La France et la Belgique avaient, par conséquent, ma voix.

Mais mon sort pour cette Coupe du monde, comme d’ailleurs pour les précédentes, c’est à celui de la France que je l’ai lié, pour des raisons à la fois sentimentales et pratiques.

Non sans dilemme. La France devait faire face à l’Argentine, à l’Uruguay, puis à la Belgique. Contre l’Argentine et l’Uruguay, il fallait choisir entre mon attachement à l’ancienne (éternelle?) puissance tutrice et ma fraternelle loyauté envers deux autres pays du Sud du monde.

Ma tutrice l’a emporté.

Contre la Belgique, ce choix a été réaffirmé en dépit du jeu direct, puissant et attractif des « Diables rouges ».

J’aurais aimé que Romelu [Lukaku] et Vincent [Kompany], figures attachantes s’il en est, aillent jusqu’au bout. Mais j’ai pensé que la France était mieux placée et avait plus d’atouts pour finir le boulot, pour marquer les esprits aussi bien par la force du nombre que par la froideur d’expression, pour être la manifestation visible et éclatante d’un autre mode de présence au monde, en ces temps de proto-fascisme, d’islamophobie, de montée des sentiments anti-immigrés, … En bref, en cet âge des anti-Lumières.

Beaucoup le savent, j’ai de profonds désaccords avec la France, s’agissant de sa politique africaine ou encore de la Francophonie, encore que les deux ne soient guère séparables.

J’ai, depuis de très longues années, été l’un des critiques les plus acerbes du mercantilisme, du militarisme et du paternalisme qui caractérisent sa présence en Afrique. Et à plusieurs reprises, il m’est arrivé d’intervenir sur la scène publique française sur ce sujet et sur bien d’autres à l’instar du racisme et des questions liées à l’immigration ; ou bien lorsqu’il a fallu faire face à la sorte de « tropisme provincialisme » dont souffrent les élites culturelles et intellectuelles françaises, alors même que la planète nous appelle.

Il se trouve également que je connais personnellement certains des joueurs de cette équipe, des jeunes noirs avec lesquels je suis en contact, des jeunes (pas tous évidemment) qui sont habités par le souci de l’Afrique ou qui s’interrogent sur son devenir.

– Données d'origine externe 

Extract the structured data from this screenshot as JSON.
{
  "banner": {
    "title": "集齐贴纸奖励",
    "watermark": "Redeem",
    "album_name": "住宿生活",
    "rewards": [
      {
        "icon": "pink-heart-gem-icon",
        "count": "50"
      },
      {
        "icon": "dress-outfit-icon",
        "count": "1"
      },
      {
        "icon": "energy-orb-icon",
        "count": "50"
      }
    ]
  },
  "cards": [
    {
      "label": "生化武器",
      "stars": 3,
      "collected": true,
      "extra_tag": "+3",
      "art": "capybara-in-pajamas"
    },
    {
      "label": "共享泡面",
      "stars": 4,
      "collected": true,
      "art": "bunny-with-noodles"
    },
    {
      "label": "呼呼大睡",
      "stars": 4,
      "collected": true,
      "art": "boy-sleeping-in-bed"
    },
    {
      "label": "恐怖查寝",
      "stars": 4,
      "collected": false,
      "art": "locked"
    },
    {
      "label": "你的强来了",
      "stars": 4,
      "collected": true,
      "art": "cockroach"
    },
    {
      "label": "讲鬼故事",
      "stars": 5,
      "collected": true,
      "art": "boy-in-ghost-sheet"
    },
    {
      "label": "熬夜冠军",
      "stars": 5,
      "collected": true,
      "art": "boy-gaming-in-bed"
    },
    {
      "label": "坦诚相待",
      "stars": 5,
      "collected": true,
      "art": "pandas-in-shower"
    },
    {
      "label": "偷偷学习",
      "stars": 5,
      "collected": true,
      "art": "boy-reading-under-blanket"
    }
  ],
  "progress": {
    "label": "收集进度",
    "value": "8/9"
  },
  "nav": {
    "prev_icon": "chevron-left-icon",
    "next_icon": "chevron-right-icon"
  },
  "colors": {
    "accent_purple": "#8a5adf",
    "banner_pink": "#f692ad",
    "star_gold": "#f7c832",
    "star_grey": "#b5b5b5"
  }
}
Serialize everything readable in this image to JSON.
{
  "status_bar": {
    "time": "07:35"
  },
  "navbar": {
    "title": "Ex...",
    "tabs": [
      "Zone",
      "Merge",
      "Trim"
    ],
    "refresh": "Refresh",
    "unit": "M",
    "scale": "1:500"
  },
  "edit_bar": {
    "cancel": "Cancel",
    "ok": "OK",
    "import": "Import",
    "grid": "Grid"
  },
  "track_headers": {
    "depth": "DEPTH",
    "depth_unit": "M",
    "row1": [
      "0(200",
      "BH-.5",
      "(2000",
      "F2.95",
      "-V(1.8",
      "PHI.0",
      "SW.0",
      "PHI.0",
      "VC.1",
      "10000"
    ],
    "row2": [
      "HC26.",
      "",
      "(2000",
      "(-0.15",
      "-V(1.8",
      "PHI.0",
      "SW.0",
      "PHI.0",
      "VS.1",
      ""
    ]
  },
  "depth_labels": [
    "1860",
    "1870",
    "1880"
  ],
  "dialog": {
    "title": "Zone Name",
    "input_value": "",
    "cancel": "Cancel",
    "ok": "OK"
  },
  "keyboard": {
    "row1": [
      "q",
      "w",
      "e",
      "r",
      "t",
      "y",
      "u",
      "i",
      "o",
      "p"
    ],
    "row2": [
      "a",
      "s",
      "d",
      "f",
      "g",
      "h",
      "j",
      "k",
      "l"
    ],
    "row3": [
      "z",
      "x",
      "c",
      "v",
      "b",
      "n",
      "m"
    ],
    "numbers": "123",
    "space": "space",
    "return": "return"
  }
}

En dépit de cet énorme différend, je n’ai pas été capable de simplement tourner le dos à cette équipe.

Davantage encore, je n’ai perçu aucune contradiction majeure entre mon soutien à cette équipe et ma critique des mauvais traitements institutionnels que la France inflige aux Africains en Afrique, ou ceux qu’elle réserve en métropole aux citoyens français d’origine africaine.

De toutes les façons, dans cette équipe, il y a toujours eu, dans le passé comme aujourd’hui, plusieurs d’entre « nous », des gens qui, à vue d’œil, donnent l’impression de nous ressembler.

Comme hier, je ne pouvais pas, tout d’un coup, prétendre que « notre » présence dans cette équipe ne signifie rien ; qu’elle n’a strictement aucun impact dans les grandes luttes symboliques et politiques en cours – les luttes autour de la citoyenneté et de l’identité, des appartenances, de la reconnaissance et de la relation à d’autres, alors que l’idéologie de la suprématie blanche (qui fut à la source de l’esclavage, du colonialisme et du racisme) reprend du poil de la bête partout dans le monde.

Il se trouve également que je connais personnellement certains des joueurs de cette équipe, des jeunes noirs avec lesquels je suis en contact, des jeunes (pas tous évidemment) qui sont habités par le souci de l’Afrique ou qui s’interrogent sur son devenir, qui manifestent une curiosité intellectuelle, voire un intérêt culturel et politique actif pour notre condition commune dans le monde en général et pas seulement en France ou en Europe.

Français de naissance ou d’adoption, la plupart d’entre eux sont conscients de la contradiction vivante dont ils sont la manifestation au sein d’une société de consommation qui envie leurs richesses soudaines, mais n’hésite pas à les stigmatiser, eux et tous ceux qui  leur ressemblent ; n’hésite pas à se moquer du penchant de certains d’entre eux pour les calicots, la pacotille et la quincaillerie, de l’absence de raffinement de ces nègres-rigolards-éternels-enfants et de l’attrait qu’exercent sur eux toutes sortes de jouets, tout ce qui brille mais n’a point de valeur,  reflet – en déduit-on – de leur absence d’éducation, sinon de crasseuses origines qu’ils portent comme leur accoutrement, leur étendard permanent.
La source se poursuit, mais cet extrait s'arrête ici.